The first few hundred geese arrived from Iceland and Greenland on 19 September 19 and just five days later there were 30,000.
The peak count was made by the reserve’s rangers and volunteers on October 16.
Numbers are now rapidly falling, however, as the pink-footed geese move on to wetlands in the east of England.
A small number will winter on the Basin until spring triggers the return to their northerly breeding grounds.
The largest number of pink-footed geese ever recorded on the Basin, an estimated 90,000 birds, came in October 2016.

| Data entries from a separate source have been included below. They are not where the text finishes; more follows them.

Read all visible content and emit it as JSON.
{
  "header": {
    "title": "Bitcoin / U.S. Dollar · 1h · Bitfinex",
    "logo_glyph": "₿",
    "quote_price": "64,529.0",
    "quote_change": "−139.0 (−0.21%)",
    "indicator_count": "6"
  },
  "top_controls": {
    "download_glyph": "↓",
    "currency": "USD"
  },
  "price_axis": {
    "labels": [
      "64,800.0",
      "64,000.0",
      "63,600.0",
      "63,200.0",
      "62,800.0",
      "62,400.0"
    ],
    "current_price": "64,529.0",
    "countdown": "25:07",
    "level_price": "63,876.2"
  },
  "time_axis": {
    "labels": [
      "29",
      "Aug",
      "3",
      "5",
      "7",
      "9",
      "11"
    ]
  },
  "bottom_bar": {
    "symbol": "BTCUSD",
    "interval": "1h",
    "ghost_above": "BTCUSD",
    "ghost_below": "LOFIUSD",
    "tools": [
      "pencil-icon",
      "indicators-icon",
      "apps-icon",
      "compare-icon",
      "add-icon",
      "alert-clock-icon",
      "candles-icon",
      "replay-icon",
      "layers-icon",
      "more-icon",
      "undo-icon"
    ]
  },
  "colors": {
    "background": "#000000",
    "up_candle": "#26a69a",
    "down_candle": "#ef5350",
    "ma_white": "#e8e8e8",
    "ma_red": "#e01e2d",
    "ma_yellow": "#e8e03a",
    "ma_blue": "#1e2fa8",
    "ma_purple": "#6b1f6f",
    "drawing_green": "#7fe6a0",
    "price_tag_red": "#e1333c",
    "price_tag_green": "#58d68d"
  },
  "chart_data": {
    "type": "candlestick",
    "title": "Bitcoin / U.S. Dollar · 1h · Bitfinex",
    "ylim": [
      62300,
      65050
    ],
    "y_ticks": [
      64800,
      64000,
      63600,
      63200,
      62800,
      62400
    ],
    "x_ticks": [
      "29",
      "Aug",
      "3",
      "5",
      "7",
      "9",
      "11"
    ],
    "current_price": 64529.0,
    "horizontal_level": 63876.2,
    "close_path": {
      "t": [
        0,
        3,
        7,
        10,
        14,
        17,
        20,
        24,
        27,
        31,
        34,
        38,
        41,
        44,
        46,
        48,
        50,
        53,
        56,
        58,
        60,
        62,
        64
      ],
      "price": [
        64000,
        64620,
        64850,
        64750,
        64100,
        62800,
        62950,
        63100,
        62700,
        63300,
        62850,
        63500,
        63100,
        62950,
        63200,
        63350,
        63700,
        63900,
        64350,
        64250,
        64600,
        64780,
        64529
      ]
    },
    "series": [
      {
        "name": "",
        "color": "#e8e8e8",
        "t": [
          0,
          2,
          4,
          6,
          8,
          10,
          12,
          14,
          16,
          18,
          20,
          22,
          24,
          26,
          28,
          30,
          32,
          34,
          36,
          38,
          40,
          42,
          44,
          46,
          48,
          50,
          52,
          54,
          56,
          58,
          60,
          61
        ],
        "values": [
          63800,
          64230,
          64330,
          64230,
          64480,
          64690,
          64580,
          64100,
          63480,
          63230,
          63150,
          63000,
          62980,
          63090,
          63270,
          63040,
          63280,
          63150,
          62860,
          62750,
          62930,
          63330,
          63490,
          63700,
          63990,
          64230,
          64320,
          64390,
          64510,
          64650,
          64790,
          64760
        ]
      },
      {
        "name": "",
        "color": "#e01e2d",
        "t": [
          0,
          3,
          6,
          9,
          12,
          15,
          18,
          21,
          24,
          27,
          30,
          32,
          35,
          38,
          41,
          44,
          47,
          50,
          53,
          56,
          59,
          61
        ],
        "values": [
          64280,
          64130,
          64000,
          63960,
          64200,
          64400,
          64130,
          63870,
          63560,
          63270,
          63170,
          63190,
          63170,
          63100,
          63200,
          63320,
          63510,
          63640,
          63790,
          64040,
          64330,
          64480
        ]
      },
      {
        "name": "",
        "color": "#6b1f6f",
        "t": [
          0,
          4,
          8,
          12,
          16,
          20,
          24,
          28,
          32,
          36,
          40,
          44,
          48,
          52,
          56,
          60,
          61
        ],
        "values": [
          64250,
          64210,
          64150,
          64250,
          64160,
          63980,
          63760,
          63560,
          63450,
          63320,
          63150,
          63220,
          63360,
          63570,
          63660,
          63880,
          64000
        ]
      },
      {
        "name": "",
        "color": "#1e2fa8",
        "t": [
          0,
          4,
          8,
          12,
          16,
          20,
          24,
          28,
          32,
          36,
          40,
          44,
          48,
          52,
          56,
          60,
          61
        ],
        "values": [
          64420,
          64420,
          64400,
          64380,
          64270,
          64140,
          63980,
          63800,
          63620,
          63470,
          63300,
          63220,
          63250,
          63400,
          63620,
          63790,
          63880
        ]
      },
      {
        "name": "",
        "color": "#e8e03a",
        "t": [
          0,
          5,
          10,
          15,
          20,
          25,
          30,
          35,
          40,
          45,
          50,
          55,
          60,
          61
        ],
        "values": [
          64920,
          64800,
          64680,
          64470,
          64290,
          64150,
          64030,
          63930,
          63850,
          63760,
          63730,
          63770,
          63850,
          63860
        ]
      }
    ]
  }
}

Despite the departure of the pinkfeet, there is still plenty of wildlife to see at the Basin, including kingfishers and large numbers of wintering ducks.
Anna Cowie, Basin ranger, said: “The crowds of pink-footed geese disperse almost as quickly as they gather, which makes the spectacle created by huge numbers even more special to see and hear.
“The Basin is a superb resting place for them.
“They’re relatively well protected from predators, and there are large areas of surrounding farmland where they can find food.
“Montrose Basin is also a fantastic place to see a wide range of wildlife throughout the winter. Kingfishers are regularly seen, and this is a great time of year to spot wintering ducks.
"We counted almost 10,000 here at the start of November and there are also hundreds of shelduck and teal to be seen.”
The crowds of pink-footed geese were briefly joined by a rare sighting last month.
On October 19 a solitary Ross’s goose was spotted among the crowds.
This species is rarely found outside of North America and the bird spotted on the Basin is likely to have escaped from captivity.
Montrose Basin Visitor Centre is currently open from Friday to Monday, 10:30am-4pm.